Remember that a minimizer is not necessarily unique.

[forumfann]

Let
$$f(x):=\frac{1+(1+x)^{4}+(1-2x)^{4}}{\sqrt[4]{1+x^{4}}}$$
and $$x_{0}$$ be the minimizer of $$f(x)$$.
Is it true that
$$x_{0}$$ is the maximizer of
$$g(x):=\frac{1+(1+x)(1+x_{0})^{3}+(1-2x)(1-2x_{0})^{3}}{\sqrt[4]{1+x^{4}}}?$$

Thanks in advance for any helpful answer.

 

[Mark44]

Let
$$f(x):=\frac{1+(1+x)^{4}+(1-2x)^{4}}{\sqrt[4]{1+x^{4}}}$$
and $$x_{0}$$ be the minimizer of $$f(x)$$.
Is it true that
$$x_{0}$$ is the maximizer of
$$g(x):=\frac{1+(1+x)(1+x_{0})^{3}+(1-2x)(1-2x_{0})^{3}}{\sqrt[4]{1+x^{4}}}?$$

Thanks in advance for any helpful answer.

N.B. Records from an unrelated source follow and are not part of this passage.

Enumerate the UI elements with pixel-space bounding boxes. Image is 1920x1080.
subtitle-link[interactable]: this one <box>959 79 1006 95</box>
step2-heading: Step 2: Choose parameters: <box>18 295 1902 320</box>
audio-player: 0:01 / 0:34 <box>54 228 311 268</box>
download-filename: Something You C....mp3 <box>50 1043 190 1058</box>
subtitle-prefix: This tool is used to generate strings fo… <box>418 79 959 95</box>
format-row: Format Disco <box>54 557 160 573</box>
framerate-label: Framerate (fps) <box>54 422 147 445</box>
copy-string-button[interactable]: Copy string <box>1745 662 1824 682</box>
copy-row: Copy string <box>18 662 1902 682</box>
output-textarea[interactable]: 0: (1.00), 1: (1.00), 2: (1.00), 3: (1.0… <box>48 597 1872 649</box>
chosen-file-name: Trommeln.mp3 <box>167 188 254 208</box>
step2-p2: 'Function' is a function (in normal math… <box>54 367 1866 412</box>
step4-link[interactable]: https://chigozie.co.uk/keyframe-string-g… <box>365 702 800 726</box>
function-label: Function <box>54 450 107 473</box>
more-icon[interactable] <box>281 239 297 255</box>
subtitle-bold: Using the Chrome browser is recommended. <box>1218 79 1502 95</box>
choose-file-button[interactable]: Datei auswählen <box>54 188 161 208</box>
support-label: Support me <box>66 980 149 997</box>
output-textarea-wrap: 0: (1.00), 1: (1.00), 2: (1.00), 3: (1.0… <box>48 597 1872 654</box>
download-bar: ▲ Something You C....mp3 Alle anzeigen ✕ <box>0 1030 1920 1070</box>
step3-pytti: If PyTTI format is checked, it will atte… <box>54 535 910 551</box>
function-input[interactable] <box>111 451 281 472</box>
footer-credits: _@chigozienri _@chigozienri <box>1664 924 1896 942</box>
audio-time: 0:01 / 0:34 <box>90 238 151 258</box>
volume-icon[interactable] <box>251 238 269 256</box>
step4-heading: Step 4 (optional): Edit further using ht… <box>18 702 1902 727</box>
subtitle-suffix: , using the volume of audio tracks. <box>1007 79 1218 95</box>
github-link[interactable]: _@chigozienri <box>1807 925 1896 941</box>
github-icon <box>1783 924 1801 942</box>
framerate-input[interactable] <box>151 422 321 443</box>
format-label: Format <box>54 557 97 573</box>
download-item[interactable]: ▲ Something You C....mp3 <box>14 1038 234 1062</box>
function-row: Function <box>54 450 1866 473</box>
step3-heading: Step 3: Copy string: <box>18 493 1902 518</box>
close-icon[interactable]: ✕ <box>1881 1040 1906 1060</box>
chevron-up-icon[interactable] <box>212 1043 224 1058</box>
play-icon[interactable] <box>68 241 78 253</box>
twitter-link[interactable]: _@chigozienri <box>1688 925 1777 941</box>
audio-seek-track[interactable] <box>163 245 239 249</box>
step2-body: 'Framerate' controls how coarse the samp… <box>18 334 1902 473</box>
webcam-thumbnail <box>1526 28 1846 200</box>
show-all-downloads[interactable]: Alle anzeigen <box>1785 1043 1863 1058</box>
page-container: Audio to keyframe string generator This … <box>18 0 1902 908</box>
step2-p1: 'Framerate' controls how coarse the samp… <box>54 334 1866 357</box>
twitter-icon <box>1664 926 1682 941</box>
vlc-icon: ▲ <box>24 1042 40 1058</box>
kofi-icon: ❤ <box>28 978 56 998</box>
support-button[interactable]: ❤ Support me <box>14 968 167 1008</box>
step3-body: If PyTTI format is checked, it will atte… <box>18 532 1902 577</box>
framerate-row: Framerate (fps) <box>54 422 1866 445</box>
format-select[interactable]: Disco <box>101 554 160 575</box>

extreminizer?? I've never seen that word before.

It's given that x₀ is the minimizer of f, which means that f(x₀) <= f(x) for all x in the domain of f.

What can you say about g(x₀)? You might want to compare f(x₀) and g(x₀).